Thomas Mann tenía un porte solemne, sobre todo de espaldas, según los que lo trataron. De frente, la nariz, las cejas y las orejas (todas ellas picudas) le daban cierto aire de duende, reñido acaso con la solemnidad. Era vehemente en sus intervenciones públicas, hasta el punto de que en una ocasión se le pasó el tiempo durante una lectura radiofónica de su obra y no tuvo más remedio que interrumpirse en mitad de una frase y pedir disculpas. Su procedencia altoburguesa se manifestaba a veces en sus querellas con el servicio: «Ataque de rabia contra la criada Josefa»; «Cocinera desleal, criada sorda»; «Las nuevas criadas parecen servir para algo»; «Todos los criados amenazan de nuevo con marcharse. Náuseas y odio me produce esa canalla indigna», son algunos de los apasionados apuntes que al respecto pueden leerse en sus ocultos diarios.

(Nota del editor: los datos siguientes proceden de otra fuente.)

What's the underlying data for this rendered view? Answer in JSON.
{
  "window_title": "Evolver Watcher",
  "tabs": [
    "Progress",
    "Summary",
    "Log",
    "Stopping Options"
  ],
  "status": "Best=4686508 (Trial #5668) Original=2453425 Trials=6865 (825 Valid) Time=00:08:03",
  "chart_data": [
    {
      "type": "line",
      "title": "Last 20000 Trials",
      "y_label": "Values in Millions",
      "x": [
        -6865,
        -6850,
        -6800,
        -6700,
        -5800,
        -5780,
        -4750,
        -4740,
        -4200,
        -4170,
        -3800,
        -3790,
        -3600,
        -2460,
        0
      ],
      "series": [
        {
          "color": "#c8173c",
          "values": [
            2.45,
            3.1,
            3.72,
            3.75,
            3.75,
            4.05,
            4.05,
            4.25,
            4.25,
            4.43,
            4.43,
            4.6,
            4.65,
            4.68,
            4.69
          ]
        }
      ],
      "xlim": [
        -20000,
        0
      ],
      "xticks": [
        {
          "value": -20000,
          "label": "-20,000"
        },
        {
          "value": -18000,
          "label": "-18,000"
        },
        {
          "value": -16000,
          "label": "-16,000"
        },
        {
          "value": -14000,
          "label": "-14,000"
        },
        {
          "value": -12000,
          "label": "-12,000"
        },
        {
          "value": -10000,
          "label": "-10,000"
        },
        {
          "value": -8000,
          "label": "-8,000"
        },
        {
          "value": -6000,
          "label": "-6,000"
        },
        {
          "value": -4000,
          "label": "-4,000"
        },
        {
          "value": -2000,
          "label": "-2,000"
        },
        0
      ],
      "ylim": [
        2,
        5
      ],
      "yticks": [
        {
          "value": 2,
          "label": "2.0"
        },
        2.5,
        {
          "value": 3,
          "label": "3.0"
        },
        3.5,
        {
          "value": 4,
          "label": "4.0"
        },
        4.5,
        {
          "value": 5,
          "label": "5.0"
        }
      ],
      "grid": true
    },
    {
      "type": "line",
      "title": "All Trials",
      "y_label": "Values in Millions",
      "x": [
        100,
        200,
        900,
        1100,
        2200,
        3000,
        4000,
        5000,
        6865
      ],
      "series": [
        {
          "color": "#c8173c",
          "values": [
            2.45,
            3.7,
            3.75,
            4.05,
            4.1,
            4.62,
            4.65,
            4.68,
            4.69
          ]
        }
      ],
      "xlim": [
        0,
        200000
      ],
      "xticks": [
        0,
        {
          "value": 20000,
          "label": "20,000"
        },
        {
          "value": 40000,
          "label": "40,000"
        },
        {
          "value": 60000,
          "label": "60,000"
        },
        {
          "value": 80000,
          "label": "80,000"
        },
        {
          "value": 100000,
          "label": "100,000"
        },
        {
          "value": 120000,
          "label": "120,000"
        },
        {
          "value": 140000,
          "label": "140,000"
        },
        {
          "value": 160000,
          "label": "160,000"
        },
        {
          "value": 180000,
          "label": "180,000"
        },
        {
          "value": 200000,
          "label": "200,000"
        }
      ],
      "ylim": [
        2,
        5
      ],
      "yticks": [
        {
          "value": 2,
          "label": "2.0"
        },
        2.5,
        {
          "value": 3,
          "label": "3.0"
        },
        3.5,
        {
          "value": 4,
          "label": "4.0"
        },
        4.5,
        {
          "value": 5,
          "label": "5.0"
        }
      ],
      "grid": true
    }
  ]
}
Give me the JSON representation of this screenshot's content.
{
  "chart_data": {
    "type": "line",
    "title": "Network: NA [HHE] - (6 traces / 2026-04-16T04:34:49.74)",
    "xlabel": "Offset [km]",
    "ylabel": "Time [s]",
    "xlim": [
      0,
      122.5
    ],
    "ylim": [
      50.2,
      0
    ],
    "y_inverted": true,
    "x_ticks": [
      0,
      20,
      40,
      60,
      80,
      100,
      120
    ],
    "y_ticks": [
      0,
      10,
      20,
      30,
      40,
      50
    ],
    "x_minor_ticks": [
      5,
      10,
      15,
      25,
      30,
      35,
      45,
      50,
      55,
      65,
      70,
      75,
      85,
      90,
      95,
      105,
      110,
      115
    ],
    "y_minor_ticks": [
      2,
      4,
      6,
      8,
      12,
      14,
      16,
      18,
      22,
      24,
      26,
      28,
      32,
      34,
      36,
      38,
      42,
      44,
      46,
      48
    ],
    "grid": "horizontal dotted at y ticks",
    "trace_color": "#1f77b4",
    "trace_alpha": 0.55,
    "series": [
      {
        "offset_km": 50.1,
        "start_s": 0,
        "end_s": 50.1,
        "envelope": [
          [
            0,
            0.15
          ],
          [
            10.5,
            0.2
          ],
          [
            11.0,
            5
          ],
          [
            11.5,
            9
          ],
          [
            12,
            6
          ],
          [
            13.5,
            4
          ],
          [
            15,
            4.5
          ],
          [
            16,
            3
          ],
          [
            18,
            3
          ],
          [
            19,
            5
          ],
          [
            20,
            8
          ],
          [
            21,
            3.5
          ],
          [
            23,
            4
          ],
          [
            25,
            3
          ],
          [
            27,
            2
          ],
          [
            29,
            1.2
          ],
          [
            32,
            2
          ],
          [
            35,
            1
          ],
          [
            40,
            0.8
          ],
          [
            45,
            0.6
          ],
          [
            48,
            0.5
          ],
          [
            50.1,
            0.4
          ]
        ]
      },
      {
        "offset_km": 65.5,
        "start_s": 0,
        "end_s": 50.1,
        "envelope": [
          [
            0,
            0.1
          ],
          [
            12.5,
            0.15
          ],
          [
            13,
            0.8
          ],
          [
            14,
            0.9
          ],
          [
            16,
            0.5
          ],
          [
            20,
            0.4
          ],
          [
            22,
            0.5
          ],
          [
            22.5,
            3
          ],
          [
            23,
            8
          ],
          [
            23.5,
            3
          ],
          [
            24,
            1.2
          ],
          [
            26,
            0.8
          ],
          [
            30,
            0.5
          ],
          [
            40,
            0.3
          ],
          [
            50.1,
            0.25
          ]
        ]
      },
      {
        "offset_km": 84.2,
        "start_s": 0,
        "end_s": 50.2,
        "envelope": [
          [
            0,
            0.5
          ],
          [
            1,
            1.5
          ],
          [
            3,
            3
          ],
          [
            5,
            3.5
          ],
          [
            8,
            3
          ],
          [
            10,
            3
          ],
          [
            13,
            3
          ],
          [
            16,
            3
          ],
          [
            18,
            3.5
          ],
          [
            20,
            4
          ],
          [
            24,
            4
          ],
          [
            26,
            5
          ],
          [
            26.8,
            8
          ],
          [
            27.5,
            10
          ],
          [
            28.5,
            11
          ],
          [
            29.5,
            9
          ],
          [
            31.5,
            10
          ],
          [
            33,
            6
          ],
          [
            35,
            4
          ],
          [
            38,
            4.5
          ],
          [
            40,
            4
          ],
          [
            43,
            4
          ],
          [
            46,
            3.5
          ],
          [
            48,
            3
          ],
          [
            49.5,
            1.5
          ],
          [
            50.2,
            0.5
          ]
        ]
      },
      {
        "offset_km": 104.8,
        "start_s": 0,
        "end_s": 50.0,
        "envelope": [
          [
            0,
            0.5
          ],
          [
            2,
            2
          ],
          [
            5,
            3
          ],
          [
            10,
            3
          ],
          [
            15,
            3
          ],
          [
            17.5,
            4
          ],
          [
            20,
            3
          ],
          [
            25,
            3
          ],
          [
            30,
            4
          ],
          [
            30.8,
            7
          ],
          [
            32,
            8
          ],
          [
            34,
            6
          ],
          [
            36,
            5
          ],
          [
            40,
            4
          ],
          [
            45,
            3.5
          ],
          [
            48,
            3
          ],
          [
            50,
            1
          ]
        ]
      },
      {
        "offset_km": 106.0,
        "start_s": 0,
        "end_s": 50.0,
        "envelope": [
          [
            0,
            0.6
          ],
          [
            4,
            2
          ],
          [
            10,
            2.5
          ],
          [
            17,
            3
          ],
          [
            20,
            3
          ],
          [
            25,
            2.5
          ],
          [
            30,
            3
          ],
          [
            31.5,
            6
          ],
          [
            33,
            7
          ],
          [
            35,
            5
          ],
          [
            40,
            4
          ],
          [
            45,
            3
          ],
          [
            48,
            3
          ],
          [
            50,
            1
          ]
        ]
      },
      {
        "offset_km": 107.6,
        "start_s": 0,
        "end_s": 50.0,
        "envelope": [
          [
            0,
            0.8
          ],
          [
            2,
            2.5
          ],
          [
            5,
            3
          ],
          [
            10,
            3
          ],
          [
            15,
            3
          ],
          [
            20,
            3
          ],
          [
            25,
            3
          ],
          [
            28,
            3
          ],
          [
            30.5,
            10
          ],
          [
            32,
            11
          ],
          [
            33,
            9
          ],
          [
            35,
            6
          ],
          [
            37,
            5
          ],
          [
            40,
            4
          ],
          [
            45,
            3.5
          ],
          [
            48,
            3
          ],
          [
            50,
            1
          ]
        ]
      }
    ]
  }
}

Sus dos hermanas se suicidaron, como también su hijo Klaus, novelista más modesto y olvidado que él. Padeció mucho, por tanto, aunque en la muerte de su hermana Carla el dolor por la pérdida se mezcló con su reprobación por que se quitara la vida en la casa de la madre y no en otro sitio más adecuado. Padeció también el exilio y el salvaje odio de sus compatriotas, se hizo ciudadano checoslovaco y norteamericano, pero tuvo la satisfacción del más absoluto éxito literario a lo largo de su vida entera, lo cual pudo compensarle. Murió el 12 de agosto de 1955 en Zürich, a la edad de ochenta años, víctima de una trombosis. No hubo ironías en la hora de su muerte. Su familia tuvo el detalle de enterrarlo con una sortija de la que estaba muy orgulloso y nunca se separaba. La piedra era verde, pero no era una esmeralda.